In striving to find fulfillment and time at work, home, studies and church all at once has never been easy for me. In the natural, its almost impossible for me to strike a “balance”, as almost all of them demanded excellence and there are some days I could almost feel like giving my best could never be giving my all, but what’s left of me. But through it all, at hindsight I’m glad that God, against all odds sustained me not just by results; but through a process that has amazed me.

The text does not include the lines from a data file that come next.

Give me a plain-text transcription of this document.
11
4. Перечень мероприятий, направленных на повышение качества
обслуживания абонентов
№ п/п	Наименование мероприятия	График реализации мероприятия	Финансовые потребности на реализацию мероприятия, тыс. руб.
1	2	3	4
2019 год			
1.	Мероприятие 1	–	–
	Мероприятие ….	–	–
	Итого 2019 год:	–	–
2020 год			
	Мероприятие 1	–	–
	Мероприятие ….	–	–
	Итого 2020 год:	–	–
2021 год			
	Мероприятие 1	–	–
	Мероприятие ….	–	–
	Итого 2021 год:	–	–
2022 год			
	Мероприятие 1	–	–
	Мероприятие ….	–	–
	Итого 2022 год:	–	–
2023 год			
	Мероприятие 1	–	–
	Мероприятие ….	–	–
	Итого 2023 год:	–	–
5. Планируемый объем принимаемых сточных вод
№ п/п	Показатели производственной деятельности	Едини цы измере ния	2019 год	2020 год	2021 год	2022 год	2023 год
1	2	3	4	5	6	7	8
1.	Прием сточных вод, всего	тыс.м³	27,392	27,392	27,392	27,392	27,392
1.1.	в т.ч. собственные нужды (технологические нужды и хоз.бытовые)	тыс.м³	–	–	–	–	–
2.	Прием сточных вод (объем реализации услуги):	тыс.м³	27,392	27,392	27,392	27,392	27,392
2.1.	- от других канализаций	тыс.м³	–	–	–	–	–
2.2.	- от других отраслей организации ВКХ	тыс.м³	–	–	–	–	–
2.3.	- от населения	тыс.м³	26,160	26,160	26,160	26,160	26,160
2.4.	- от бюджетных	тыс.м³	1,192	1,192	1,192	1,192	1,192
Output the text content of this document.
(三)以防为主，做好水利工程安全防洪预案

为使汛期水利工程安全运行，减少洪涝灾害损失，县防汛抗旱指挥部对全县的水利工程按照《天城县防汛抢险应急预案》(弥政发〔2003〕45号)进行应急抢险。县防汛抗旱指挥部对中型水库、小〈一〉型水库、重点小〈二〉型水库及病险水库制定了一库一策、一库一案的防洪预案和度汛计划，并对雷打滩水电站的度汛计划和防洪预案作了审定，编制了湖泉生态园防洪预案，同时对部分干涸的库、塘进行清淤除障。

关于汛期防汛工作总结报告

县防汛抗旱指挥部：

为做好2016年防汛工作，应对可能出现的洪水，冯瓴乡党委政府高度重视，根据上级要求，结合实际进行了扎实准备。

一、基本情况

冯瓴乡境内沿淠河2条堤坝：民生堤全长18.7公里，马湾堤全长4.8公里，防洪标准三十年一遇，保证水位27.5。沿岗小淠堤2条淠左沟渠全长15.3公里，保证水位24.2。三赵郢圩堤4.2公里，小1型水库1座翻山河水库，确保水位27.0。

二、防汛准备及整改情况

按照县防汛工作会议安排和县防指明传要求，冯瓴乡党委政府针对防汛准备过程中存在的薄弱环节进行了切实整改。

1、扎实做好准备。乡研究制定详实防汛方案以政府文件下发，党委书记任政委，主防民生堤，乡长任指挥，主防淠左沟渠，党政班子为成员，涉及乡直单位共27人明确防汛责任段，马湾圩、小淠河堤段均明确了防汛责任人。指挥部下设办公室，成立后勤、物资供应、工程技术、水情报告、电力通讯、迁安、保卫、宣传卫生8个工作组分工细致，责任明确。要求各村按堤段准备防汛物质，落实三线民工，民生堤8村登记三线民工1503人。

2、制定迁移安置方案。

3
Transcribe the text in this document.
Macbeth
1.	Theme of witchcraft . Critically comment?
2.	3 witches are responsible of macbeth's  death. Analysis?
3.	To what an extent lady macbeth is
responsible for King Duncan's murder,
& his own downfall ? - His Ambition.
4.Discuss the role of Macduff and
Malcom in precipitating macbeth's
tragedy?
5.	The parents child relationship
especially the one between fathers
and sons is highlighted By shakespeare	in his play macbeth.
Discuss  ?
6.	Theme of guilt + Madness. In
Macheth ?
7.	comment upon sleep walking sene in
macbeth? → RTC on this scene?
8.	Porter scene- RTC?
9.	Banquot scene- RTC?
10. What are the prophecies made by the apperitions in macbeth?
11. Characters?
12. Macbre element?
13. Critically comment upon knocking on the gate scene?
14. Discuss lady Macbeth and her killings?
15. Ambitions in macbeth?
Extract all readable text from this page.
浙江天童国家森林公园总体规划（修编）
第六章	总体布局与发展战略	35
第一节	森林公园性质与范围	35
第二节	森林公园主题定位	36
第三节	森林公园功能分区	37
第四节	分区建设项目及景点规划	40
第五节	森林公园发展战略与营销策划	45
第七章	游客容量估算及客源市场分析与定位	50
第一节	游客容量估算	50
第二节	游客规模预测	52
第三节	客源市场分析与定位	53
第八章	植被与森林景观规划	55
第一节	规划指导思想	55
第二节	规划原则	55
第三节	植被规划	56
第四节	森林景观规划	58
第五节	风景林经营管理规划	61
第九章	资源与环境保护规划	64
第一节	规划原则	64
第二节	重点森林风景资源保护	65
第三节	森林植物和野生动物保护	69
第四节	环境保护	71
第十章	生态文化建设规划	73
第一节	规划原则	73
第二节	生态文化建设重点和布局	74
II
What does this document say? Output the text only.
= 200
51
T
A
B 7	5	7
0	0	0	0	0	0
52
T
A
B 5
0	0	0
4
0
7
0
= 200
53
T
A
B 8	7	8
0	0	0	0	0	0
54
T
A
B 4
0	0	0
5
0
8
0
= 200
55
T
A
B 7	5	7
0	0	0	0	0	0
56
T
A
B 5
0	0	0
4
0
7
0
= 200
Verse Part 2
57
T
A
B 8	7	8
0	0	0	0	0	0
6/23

I had 2 submissions, one due on August and one at December; both were given a year to complete and due to administrative hiccups over the university’s side, I had only 3 months to complete the August submission. Work never shrink any less (in fact it increased so dramatically that my coursemates who happen to be my colleagues as well, took months of unpaid leave just to complete the work); and God challenged me not to “pre-plan” ministry breaks for the sake of increasing hours for my studies. It was indescribably challenging. But the process of going though it, was amazing. I never had sleepless nights. God’s peace guarded me, and every hour and minute spent in front of the screen trying to complete my work was blessed. I knew it could never be me. The whole process itself took my eyes off my eagerness to demand results from God (although it still mattered quite abit and I could still get anxious about it), and that brought me through till submission. 3 weeks later I got my results. All glory to God, I received a distinction for this module!
There's one more to go. I am sure that in natural; every good work calls for diligence and wisdom. But I believe that above it all, it's faith that's going to once again, take me though the idealess days, the tough nights, the I'm not good enough moments and the impossible times; only because His power is made perfect in our weakness!